Gdy się ów człek pośliznął na mokrych deskach, obaj natarli znowu i tym razem już go okiełznali. Po chwili szamotaniny – przy wtórze kilku pasażerów – zdołali wypchnąć go za burtę.

Kapitan się wychylił, by spojrzeć za jegomościem, któremu zwiało czapkę z łysej głowy. I ja, podbiegłszy do relingu, długo mu się przyglądałem, mrużąc oczy w słońcu, bo go pożałowałem, taki był wstrząśnięty. Kapitan, pewien widocznie, iż tamtego wykrył ktoś z załogi, uścisnął dłoń stewarda serdeczniej niż kiedykolwiek dotąd.

Tego dnia, już pod wieczór, kiedyśmy wreszcie wyruszyli w morze, ów steward mnie odszukał, by spytać ostrym tonem:

– Skądżeś to pan, do diaska, o jego pobycie tutaj się dowiedział?

Milczałem.

– Jakim, do czorta, cudem da się wykryć takiego, ledwie stanąwszy na pokładzie? Skąd, chciałbym wiedzieć, wzięła się tu pańska racjo… magi… nacja?!

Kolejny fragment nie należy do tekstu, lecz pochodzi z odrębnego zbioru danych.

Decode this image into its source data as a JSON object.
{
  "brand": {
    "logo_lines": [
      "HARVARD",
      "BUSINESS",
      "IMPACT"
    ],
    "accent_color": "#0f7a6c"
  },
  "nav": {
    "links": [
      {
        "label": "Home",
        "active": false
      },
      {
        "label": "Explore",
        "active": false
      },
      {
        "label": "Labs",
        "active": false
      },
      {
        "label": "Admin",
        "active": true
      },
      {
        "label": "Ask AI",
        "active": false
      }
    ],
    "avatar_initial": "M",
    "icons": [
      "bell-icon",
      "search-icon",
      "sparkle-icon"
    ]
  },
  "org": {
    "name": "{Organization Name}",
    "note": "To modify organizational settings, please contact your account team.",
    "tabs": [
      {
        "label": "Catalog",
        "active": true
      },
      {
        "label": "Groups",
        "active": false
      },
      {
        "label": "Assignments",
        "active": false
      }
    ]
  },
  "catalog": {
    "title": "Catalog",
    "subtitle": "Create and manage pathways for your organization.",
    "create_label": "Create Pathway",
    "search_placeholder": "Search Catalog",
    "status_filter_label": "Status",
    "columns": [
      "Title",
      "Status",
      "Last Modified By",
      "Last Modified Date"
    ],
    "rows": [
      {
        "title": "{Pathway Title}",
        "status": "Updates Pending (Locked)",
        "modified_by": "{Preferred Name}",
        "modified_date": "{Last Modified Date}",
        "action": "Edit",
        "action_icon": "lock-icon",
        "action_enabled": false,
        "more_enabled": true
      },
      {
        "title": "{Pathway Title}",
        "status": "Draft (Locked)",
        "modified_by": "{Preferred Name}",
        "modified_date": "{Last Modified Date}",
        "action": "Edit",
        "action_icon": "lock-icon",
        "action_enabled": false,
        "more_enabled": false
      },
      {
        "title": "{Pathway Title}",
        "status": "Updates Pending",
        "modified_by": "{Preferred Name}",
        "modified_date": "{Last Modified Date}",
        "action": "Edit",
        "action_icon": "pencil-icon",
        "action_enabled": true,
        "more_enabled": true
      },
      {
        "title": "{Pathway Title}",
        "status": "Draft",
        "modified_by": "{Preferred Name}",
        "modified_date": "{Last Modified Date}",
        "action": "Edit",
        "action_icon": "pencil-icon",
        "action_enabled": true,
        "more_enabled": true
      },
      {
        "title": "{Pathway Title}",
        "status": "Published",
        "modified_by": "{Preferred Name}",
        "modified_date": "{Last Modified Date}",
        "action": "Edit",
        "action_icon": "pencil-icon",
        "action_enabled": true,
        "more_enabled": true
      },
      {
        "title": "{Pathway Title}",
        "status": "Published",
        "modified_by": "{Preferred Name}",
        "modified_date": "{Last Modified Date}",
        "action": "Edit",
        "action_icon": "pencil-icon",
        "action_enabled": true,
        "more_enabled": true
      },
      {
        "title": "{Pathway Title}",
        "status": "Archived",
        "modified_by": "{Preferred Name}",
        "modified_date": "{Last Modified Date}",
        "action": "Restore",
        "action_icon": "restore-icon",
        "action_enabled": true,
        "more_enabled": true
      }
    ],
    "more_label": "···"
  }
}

Ów małostkowy dureń wziął odwet, przeznaczając nam przy stole miejsca wręcz najgorsze. Ja zaś już aż do końca trzytygodniowej wędrówki na jego widok znacząco się uśmiechałem.

KSIĘGA TRZECIA

BALTIMORE 1851

11

Racjomaginacja. RZECZOWNIK. Akt rozmyślnego, celowego rozumowania za pośrednictwem imaginacji oraz ducha; głęboko osobista obserwacja i przewidywanie złożoności ludzkiego działania, a zwłaszcza częstej działania owego prostoty. Termin niezamienny z „rachowaniem” lub „logiką”.

* * *

Z początku nieustannie się pilnowałem, by nie popełnić jakiegoś błędu, który pokrzyżowałby ścieżki racjomaginacji Auguste Duponte’a (być może mego autorstwa powyższą – stworzoną przy obserwacji Duponte’a podczas naszej podróży – definicję pojęcia tego wykorzystać zechce Webster czy też inny wydawca w celu poprawienia własnej). Chciałem mu pomagać, nie przeszkadzając zarazem. Tymczasem najwidoczniej pierwszy swój błąd popełniłem, nim jeszcze zaczęliśmy działać.

Otóż po przybyciu do Baltimore, trzeciego dnia nad ranem siedziałem naprzeciw niego w mojej bibliotece. On zaś, usadowiony w najwygodniejszym z mych foteli, rozluźnił się jak chyba nigdy dotąd. Choć może „rozluźnienie” jest słowem nie całkiem stosownym, bo w rzeczy samej ciągle go coś pochłaniało, to jednak – zachowywał się niespiesznie i nad wyraz spokojnie.

Duponte zapoznał się ze wszystkimi, jakie zdołałem zgromadzić, artykułami na temat śmierci Poego. Dałem mu także inne stosowne do sprawy materiały – noty biograficzne z rozmaitych periodyków, ryciny, jak również swą osobistą korespondencję z pisarzem. Pisma te czytał niby gubernator stanu przy porannym posiłku, biegle opanowując każde słowo.